Suara.com - Menteri Hukum dan HAM Yasonna H. Laoly tidak mempersoalakan desakan sejumlah pihak yang meminta dirinya untuk mundur sebagai menteri. Permintaan mundur Yasonna menyusul pelesiran narapidana kasus korupsi e-KTP Setya Novanto.
Yasonna menganggap desakan mundur dari jabatan Menkumah sebagai kritik terhadap dirinya.
"Ya itu biasalah, kritik itu biasa," ujar Yasonna di Graha Pengayoman, Kemenkumham, Jakarta Selatan, Selasa (18/7/2019).
Politikus PDI Perjuangan itu kemudian membagakan capaian Kemenkumham selama kepemimpinannya. Salah satnya terkait capaian opini wajar tanpa pengecualian (WTP) dalam penerimaan laporan hasil pemeriksaan (LHP) atas laporan keuangan 2018 dari Badan Pemeriksa Keuangan (BPK).

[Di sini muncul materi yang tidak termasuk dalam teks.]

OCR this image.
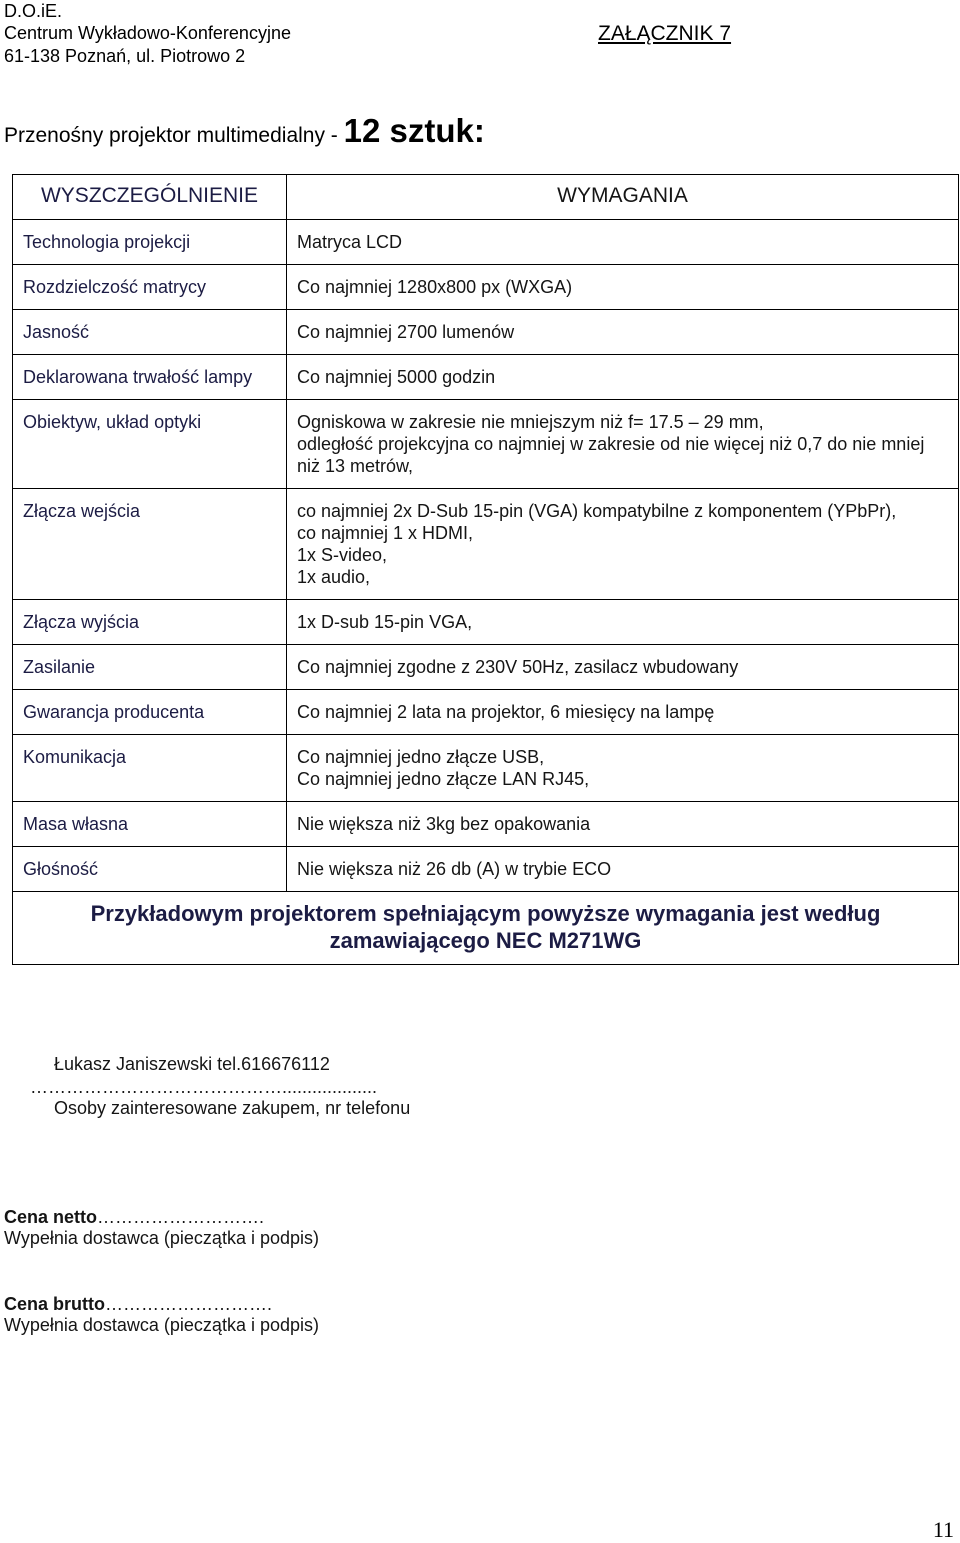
D.O.iE.
Centrum Wykładowo-Konferencyjne
61-138 Poznań, ul. Piotrowo 2
ZAŁĄCZNIK 7
Przenośny projektor multimedialny - 12 sztuk:
WYSZCZEGÓLNIENIE	WYMAGANIA
Technologia projekcji	Matryca LCD

Rozdzielczość matrycy	Co najmniej 1280x800 px (WXGA)

Jasność	Co najmniej 2700 lumenów

Deklarowana trwałość lampy	Co najmniej 5000 godzin

Obiektyw, układ optyki	Ogniskowa w zakresie nie mniejszym niż f= 17.5 – 29 mm,
odległość projekcyjna co najmniej w zakresie od nie więcej niż 0,7 do nie mniej niż 13 metrów,

Złącza wejścia	co najmniej 2x D-Sub 15-pin (VGA) kompatybilne z komponentem (YPbPr),
co najmniej 1 x HDMI,
1x S-video,
1x audio,

Złącza wyjścia	1x D-sub 15-pin VGA,

Zasilanie	Co najmniej zgodne z 230V 50Hz, zasilacz wbudowany

Gwarancja producenta	Co najmniej 2 lata na projektor, 6 miesięcy na lampę

Komunikacja	Co najmniej jedno złącze USB,
Co najmniej jedno złącze LAN RJ45,

Masa własna	Nie większa niż 3kg bez opakowania

Głośność	Nie większa niż 26 db (A) w trybie ECO

Przykładowym projektorem spełniającym powyższe wymagania jest według
zamawiającego NEC M271WG	
Łukasz Janiszewski tel.616676112
……………………………………...................
Osoby zainteresowane zakupem, nr telefonu
Cena netto……………………….
Wypełnia dostawca (pieczątka i podpis)
Cena brutto……………………….
Wypełnia dostawca (pieczątka i podpis)
11
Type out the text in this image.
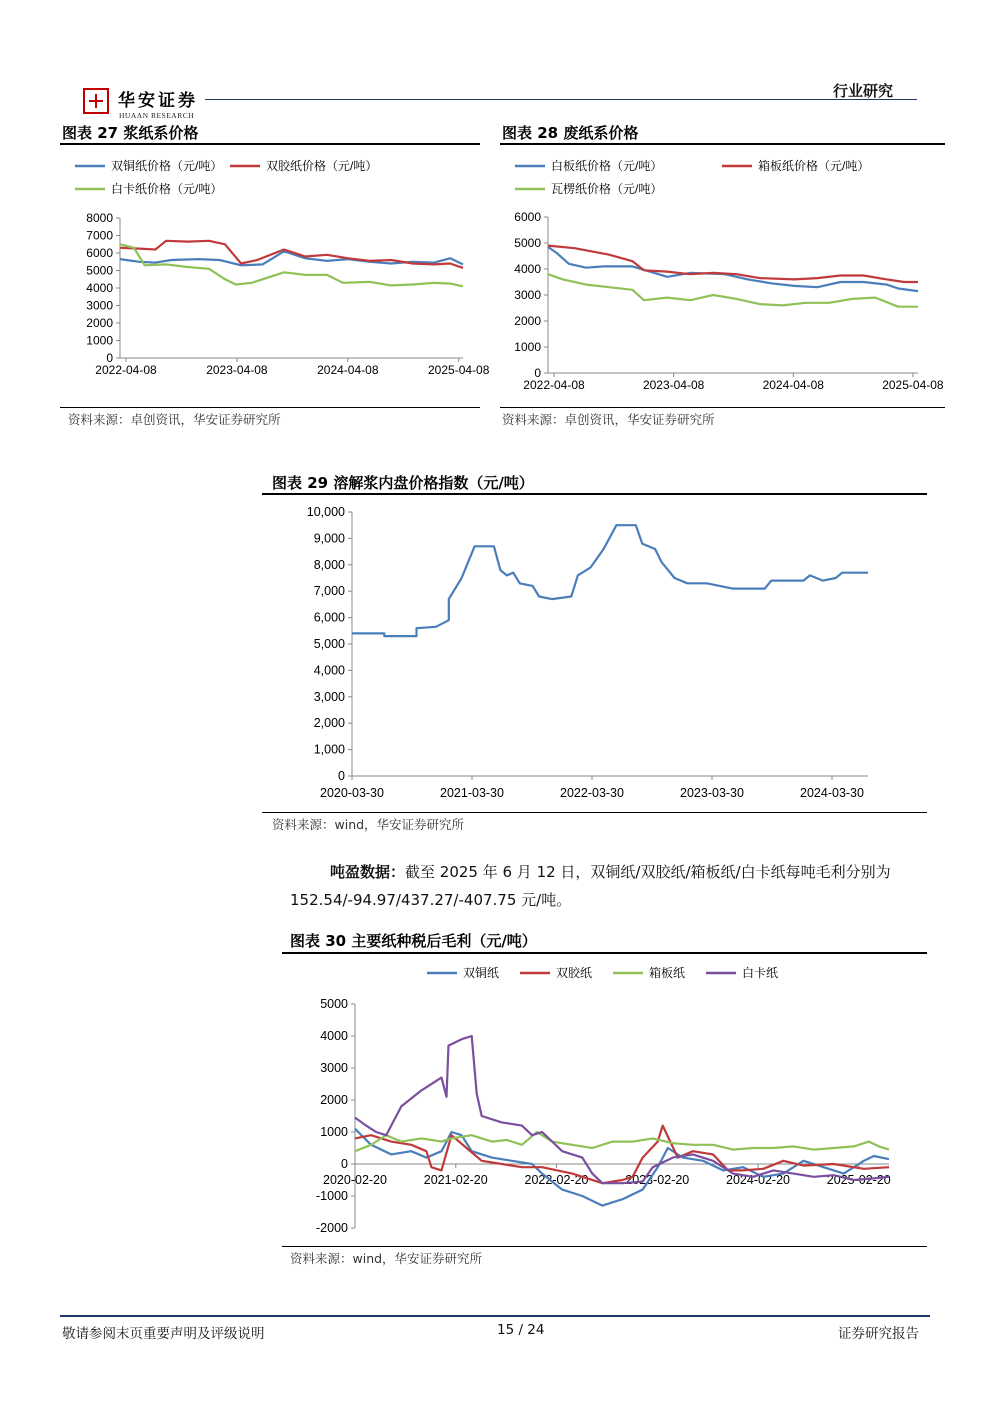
华安证券
HUAAN RESEARCH
行业研究
图表 27 浆纸系价格
0
1000
2000
3000
4000
5000
6000
7000
8000
2022-04-08	2023-04-08	2024-04-08	2025-04-08
双铜纸价格（元/吨）	双胶纸价格（元/吨）
白卡纸价格（元/吨）
资料来源：卓创资讯，华安证券研究所
图表 28 废纸系价格
0
1000
2000
3000
4000
5000
6000
2022-04-08	2023-04-08	2024-04-08	2025-04-08
白板纸价格（元/吨）	箱板纸价格（元/吨）
瓦楞纸价格（元/吨）
资料来源：卓创资讯，华安证券研究所
图表 29 溶解浆内盘价格指数（元/吨）
0
1,000
2,000
3,000
4,000
5,000
6,000
7,000
8,000
9,000
10,000
2020-03-30	2021-03-30	2022-03-30	2023-03-30	2024-03-30
资料来源：wind，华安证券研究所
吨盈数据：截至 2025 年 6 月 12 日，双铜纸/双胶纸/箱板纸/白卡纸每吨毛利分别为 152.54/-94.97/437.27/-407.75 元/吨。
图表 30 主要纸种税后毛利（元/吨）
-2000
-1000
0
1000
2000
3000
4000
5000
2020-02-20	2021-02-20	2022-02-20	2023-02-20	2024-02-20	2025-02-20
双铜纸	双胶纸	箱板纸	白卡纸
资料来源：wind，华安证券研究所
敬请参阅末页重要声明及评级说明	15 / 24	证券研究报告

Baca Juga: Didesak Mundur, Menkumham Akui Anak Buahnya Lalai Jaga Setya Novanto
"Kalau soal kritik enggak apa-apa. Tapi kita punya prestasi-prestasi banyak, WTP akan terus, kan kita punya 1.100 satuan kerja, UPT-nya 900, pegawai 60 ribu. Ini lumayan lah," kata Yasonna.
Diketahui, Lembaga Bantuan Hukum (LBH) Jakarta mendesak Menkumham Yasonna Laoly mundur dari jabatan usai terpidana kasus korupsi e-KTP Setya Novanto kepergok tengah pelesiran di kawasan Padalarang, Kabupaten Bandung Barat beberapa waktu lalu.

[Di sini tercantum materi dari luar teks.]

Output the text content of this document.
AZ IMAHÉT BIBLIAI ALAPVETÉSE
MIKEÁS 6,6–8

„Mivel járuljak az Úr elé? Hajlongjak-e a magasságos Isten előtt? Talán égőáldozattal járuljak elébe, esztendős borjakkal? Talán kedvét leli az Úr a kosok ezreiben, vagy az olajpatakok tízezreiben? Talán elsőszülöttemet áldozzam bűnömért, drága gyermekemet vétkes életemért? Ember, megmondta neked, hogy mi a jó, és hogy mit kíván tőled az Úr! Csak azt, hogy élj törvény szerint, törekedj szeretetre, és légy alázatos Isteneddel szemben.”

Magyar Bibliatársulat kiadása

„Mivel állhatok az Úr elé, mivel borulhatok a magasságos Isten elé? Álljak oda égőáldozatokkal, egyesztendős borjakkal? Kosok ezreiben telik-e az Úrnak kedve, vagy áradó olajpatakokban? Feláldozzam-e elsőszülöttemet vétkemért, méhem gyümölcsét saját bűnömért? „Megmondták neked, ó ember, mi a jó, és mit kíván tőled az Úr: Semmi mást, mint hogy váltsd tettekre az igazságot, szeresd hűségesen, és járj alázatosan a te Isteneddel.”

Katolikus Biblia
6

Menanggapi desakan tersebut, Yasonna tidak ambil pusing. Meski begitu, ia juga merasa kalau hal tersebut terjadi karena ada kelalaian yang dilakukan anak buahnya.
Yasonna mengatakan siapa saja memiliki hak untuk mendesak seorang menteri mundur dari jabatannya. Namun, di satu sisi, ia menjelaskan, kalau Setnov itu kabur dengan cara mengelabui petugas yang mendampinginya saat berobat di rumah sakit.
"Boleh saja, siapa saja boleh melakukan itu, itu kan memang beliau kan mencoba mencari celah, padahal protap sudah ada," kata Yasonna di Gedung Nusantara II, Kompleks Parlemen, Senin (17/6/2019) kemarin.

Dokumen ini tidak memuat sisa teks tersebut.